The creatures poured onto Winter. Instinctively he shut his eyes and bolted his mouth, though he wanted to cry out, even scream. He staggered backwards into a pew, shaking the flood of insects from his face even as he sensed them scurry into his hair.
Finally he forced his eyes open and stared at Father Costigan. The priest’s expression was savage now, his face streaked with gobs of bile. He had removed his glasses. The man’s eyes were orbs of pure blood. Tiny albino spiders prised themselves out of the tear ducts, their pale legs curling over the lids.
Winter raised and steadied his gun. He aimed for the head.
‘I am beyond flesh,’ Costigan said, defiantly. ‘Flesh shall burn.’
Winter pulled the trigger. A bullet tore through Costigan’s skull, shredding bone. The priest fell.
Winter stepped forward, kicking insec
ts from his shoes. Hearing only his own fractured breathing he pulled a pencil and a notebook from his pocket, turned his wrist to expose his watch and noted the exact time. His pencil tremored in his hand. His writing was a brisk scratch.
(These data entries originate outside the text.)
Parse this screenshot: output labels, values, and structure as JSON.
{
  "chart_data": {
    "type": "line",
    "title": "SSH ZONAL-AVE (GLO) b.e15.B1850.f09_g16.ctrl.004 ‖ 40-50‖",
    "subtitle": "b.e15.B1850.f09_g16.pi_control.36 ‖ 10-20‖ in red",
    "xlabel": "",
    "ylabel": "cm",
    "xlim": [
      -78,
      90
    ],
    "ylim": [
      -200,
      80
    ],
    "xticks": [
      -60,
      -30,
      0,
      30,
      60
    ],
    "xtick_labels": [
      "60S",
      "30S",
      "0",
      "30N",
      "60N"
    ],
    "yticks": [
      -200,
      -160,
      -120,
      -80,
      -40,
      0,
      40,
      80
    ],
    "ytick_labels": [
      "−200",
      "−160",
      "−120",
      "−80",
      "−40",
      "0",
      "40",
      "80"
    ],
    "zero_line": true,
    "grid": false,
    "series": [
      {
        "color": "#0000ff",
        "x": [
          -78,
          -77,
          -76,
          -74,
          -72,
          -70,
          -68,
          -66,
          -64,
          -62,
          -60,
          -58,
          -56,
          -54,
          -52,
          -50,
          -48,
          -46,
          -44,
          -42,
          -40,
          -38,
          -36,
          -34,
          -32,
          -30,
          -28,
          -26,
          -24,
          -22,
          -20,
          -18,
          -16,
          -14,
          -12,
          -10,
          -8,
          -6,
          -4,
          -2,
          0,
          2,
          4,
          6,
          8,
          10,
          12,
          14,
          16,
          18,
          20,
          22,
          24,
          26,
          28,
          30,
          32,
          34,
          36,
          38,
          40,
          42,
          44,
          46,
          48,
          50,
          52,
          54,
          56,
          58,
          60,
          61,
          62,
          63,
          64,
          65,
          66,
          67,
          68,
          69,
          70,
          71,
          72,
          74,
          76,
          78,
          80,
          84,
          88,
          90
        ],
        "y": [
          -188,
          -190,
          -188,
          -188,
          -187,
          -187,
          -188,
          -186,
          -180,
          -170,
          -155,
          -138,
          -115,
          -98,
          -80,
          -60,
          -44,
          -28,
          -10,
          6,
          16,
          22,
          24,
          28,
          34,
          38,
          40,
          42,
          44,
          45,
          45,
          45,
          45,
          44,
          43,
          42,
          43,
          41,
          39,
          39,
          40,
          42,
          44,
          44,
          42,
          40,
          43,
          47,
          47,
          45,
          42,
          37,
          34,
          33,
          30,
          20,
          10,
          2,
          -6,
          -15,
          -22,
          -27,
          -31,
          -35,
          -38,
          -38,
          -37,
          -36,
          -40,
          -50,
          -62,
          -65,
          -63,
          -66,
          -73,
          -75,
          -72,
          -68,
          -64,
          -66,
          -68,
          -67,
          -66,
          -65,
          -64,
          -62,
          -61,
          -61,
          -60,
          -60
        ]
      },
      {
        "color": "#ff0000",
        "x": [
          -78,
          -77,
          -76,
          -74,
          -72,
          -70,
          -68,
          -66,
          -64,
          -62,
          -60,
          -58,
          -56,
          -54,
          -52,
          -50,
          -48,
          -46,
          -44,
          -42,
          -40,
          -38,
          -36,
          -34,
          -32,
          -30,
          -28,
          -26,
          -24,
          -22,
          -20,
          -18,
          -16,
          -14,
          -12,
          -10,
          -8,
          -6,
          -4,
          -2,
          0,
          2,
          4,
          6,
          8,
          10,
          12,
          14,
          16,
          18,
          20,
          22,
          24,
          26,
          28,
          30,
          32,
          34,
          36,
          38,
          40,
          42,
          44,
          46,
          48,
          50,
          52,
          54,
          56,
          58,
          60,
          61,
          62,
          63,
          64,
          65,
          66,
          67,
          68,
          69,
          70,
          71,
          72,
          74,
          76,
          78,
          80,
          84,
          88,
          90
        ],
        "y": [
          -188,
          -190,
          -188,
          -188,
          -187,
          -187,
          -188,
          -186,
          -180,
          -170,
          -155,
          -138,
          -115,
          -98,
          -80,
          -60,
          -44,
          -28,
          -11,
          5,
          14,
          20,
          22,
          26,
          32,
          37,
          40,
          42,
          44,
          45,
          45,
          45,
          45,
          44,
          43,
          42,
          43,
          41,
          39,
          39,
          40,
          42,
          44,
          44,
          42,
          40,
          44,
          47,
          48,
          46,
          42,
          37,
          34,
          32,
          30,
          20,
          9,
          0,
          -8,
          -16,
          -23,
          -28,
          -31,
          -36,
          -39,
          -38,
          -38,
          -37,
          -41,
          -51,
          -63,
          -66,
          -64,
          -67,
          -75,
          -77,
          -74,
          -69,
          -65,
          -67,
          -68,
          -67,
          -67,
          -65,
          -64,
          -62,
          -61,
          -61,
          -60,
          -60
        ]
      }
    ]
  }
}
It was then that he smelt smoke. The corpse was burning: flames spread from the cassock and began to consume the body. They leapt from the priest and sought the pews, feasting on the old wood. The lectern, too, caught fire, the carved eagle succumbing to the rage of unnatural flame. Hymn numbers burned and blackened.
Winter’s eyes prickled at the smoke. His lungs began to rebel at the charred air. Turning to go, he glanced at the stained-glass window, seeing the London night through the headless, bullet-smashed image of a cherub. There was a star in the sky, pin-bright.
Winter left the church. He wanted to run but he walked, as calmly and as casually as he could, for all that he was dripping insects. And then, when he had paced the length of the street, he turned into an alley, dropped to his knees and vomited.
He crouched there for a while in the cool dark, his head resting against the rim of a steel bin. His arm pulsed with pain from the knife wound and the sleeve of his shirt felt tacky with blood.
He tried to process what he had just seen. The whole experience had the gauzy feeling of a waking dream. All he knew was that he had encountered something extraordinary. Something that had just rewritten the rules of his world.
He gathered himself, rose to his feet and began to walk back to Portobello. It was raining now, a determined rain that drummed the pavement and turned traffic lights into fairground blurs of colour. This kingdom of rain… Winter heard a fire engine in the distance.
He passed the junction of Chepstow Villas, past its intersection with Westbourne Grove. As he did so he saw a familiar figure across the street, sheltered by a tree. Hatherly. His echo man. Thank God.
Winter quickened his pace. He had no idea how he would explain any of it. He was just grateful for his colleague’s presence. That was all that he needed right now. That and a whisky mac in the cosy fug of The Old Star and Crown.
He nodded as he crossed the road, dodging a black cab and a cyclist.